Gay rights groups buoyed by election day victories

Wed. November 7, 2012 1:50 PM by Carlos Santoscoy

After years of heartbreak at the polls, gay marriage advocates are cheering marriage wins in as many as four states.

Voters in three states, Maine, Maryland and Minnesota, helped turn the tide on Tuesday.

Maine became the first state to legalize gay nuptials by referendum. Maryland voters upheld a marriage law approved by lawmakers. And Minnesotans rejected a constitutional amendment limiting marriage to heterosexual couples, though same-sex couples remain barred from marrying in the state due to state law.

In Washington state, a referendum upholding a marriage law approved by lawmakers was leading 52% to 48% with 52% of precincts reporting.

In a video message sent to supporters, Human Rights Campaign (HRC) President Chad Griffin called Tuesday's election the "most important and historic in the history of the LGBT movement."

"After a 2-year effort, $20 million dollars raised and contributed, and HRC's largest mobilization effort in our history, we've won a landslide victory for equality at the ballot box. We've secured the first-ever electoral victories for marriage equality in Maine, Maryland and Minnesota, and we're optimistic about the results still to come in Washington," Griffin said in the 2-minute video.

Election night also brought victories for 6 out of 8 openly LGBT Congressional candidates. A seventh, Kyrsten Sinema of Arizona, holds a narrow lead against her Republican rival.

Griffin said the victories are a reminder of the work left to do.

"We've got to seize the mantle and continue to push forward, because at a moment like this, when momentum is at our back, we don't slow down, we double down," he said. (The video is embedded on this page. Visit our video library for more videos.)

GLAAD President Herndon Graddick echoed that sentiment.

"Visibility and progress for LGBT people have grown under President Obama and now that momentum must continue. LGBT people deserve full equality in every aspect of American life and President Obama, in his second term, should take every concrete step within his power to make it so."

Evan Wolfson, founder and president of Freedom to Marry, the nation's largest group advocating for marriage equality, said voters proved foes "wrong."

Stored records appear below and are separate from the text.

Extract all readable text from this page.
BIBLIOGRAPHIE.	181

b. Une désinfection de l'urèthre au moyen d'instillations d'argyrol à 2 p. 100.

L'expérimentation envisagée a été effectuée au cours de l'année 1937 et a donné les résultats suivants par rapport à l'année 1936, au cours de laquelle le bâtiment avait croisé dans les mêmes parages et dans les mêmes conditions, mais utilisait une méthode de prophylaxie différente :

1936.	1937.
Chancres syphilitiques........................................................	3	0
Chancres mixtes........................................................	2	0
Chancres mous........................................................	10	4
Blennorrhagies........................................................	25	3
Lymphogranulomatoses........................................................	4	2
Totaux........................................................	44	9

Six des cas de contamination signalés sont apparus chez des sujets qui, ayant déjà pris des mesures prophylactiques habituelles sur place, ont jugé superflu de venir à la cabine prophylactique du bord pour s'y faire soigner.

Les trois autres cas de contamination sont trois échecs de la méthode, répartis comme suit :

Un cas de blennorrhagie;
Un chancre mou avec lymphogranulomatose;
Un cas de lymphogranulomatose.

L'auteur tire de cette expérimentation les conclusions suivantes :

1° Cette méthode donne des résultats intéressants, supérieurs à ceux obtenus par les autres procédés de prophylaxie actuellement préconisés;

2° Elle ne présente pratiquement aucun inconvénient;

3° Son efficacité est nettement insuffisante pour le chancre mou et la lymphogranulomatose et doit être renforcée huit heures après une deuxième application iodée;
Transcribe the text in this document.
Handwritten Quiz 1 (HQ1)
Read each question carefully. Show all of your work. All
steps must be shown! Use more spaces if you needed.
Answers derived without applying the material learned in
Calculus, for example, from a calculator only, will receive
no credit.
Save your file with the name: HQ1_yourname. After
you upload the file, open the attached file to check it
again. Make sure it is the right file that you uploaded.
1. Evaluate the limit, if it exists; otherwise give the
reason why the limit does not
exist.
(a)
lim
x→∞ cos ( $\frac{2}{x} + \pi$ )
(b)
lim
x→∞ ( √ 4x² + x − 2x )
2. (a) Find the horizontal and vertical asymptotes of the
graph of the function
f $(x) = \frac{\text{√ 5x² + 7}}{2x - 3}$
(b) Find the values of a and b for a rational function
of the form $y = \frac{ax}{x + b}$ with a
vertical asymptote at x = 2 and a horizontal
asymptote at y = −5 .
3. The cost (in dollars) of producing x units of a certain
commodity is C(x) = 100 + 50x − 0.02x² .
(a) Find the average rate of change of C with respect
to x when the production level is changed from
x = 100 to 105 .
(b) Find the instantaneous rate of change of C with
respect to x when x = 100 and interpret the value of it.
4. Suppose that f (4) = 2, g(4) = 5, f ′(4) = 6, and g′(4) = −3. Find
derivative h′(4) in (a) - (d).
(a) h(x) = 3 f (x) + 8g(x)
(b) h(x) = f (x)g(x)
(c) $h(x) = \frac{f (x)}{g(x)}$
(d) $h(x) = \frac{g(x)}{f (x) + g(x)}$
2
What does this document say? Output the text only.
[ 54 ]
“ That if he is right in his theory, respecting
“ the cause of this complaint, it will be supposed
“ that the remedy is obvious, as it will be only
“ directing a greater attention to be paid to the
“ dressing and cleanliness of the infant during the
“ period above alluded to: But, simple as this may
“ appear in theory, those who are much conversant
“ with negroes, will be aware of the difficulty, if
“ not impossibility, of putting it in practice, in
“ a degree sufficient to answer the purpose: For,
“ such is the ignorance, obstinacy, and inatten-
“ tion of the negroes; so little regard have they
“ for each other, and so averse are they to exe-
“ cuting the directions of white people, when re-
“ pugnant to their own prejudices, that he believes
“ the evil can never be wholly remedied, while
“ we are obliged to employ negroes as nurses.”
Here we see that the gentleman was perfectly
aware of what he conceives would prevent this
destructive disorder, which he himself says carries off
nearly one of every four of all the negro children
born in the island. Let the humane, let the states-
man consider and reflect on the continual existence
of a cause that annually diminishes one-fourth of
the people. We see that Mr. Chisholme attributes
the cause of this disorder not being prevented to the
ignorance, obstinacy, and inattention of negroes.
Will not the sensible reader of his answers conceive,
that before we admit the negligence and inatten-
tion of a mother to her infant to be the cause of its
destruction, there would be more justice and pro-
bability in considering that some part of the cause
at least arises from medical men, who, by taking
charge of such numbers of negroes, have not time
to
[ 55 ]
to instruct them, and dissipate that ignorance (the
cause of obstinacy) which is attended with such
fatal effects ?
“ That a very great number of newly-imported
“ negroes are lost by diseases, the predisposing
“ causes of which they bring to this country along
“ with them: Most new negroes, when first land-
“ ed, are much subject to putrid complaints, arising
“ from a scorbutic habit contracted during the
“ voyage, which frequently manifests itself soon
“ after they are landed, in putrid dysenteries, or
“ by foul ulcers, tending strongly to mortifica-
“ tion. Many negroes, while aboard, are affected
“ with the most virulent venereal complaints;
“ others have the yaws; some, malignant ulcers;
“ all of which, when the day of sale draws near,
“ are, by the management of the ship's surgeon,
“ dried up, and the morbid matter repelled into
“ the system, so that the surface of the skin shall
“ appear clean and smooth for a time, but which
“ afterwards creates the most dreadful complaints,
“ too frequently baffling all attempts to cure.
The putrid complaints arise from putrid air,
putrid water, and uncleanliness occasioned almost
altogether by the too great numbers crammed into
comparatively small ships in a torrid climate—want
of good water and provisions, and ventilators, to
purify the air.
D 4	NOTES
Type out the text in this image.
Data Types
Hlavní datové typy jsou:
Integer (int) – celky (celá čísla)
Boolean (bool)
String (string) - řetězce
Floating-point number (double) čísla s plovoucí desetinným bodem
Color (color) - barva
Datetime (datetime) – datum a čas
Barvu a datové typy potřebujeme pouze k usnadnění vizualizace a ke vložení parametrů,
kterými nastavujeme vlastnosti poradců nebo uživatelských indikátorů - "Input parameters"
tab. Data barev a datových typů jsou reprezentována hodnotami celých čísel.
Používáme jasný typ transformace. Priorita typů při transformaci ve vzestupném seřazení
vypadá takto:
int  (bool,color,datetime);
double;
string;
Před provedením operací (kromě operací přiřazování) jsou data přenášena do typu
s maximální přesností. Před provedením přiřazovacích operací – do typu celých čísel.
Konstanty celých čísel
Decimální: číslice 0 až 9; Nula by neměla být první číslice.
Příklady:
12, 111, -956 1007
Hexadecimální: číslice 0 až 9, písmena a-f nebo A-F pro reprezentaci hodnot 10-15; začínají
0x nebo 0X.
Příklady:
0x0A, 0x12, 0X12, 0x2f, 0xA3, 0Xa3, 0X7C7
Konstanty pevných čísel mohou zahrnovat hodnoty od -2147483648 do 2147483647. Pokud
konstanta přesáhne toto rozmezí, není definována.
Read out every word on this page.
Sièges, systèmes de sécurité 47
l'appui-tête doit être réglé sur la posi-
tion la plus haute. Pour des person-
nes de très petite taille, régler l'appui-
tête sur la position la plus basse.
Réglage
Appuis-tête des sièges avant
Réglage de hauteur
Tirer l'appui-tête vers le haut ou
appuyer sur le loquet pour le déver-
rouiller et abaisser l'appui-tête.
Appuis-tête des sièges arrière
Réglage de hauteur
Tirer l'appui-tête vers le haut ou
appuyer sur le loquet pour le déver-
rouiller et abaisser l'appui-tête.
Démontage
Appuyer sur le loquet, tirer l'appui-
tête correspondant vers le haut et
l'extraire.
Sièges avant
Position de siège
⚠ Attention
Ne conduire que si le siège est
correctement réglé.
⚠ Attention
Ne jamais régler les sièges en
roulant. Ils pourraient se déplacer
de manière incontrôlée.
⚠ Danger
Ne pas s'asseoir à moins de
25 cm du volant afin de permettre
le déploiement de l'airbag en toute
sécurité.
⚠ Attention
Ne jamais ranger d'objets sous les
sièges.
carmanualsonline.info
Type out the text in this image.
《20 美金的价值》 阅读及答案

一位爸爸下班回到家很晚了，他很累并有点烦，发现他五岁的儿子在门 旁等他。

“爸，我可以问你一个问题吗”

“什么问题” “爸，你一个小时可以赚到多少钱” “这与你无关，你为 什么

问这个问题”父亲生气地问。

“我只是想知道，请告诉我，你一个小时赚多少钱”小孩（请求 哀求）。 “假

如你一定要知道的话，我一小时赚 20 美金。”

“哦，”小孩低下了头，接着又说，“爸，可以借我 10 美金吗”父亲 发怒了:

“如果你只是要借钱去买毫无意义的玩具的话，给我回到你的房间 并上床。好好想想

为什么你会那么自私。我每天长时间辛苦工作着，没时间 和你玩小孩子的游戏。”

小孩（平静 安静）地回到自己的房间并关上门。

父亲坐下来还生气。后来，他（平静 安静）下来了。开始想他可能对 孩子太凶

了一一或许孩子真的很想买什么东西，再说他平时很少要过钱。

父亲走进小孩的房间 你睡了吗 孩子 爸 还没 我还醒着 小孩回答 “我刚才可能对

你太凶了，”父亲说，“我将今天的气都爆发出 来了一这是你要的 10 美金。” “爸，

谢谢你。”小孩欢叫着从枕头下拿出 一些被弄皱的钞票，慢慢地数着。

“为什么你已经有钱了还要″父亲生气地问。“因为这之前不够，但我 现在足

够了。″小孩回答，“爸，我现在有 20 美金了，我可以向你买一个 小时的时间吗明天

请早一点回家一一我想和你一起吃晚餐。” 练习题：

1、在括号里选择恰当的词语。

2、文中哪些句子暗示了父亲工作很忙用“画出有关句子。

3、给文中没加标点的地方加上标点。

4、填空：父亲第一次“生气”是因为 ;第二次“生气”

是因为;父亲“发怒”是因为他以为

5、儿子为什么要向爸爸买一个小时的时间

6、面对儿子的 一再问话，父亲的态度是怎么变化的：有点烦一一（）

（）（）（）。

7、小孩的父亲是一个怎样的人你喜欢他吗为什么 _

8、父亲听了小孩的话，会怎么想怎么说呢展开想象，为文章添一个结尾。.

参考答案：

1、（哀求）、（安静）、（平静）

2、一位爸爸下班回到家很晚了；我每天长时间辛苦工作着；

"Our huge, happy, and historic wave of wins last night signaled irrefutable momentum for the freedom to marry, with voters joining courts, legislatures, and the reelected president of the United States in moving the country toward the right side of history. The anti-gay opposition kept moving the goalposts and had as their last talking point that we could not win a popular vote on the freedom to marry. Last night, voters in Maine, Maryland, Minnesota, and, all signs suggest, Washington proved them wrong, wrong, wrong and wrong."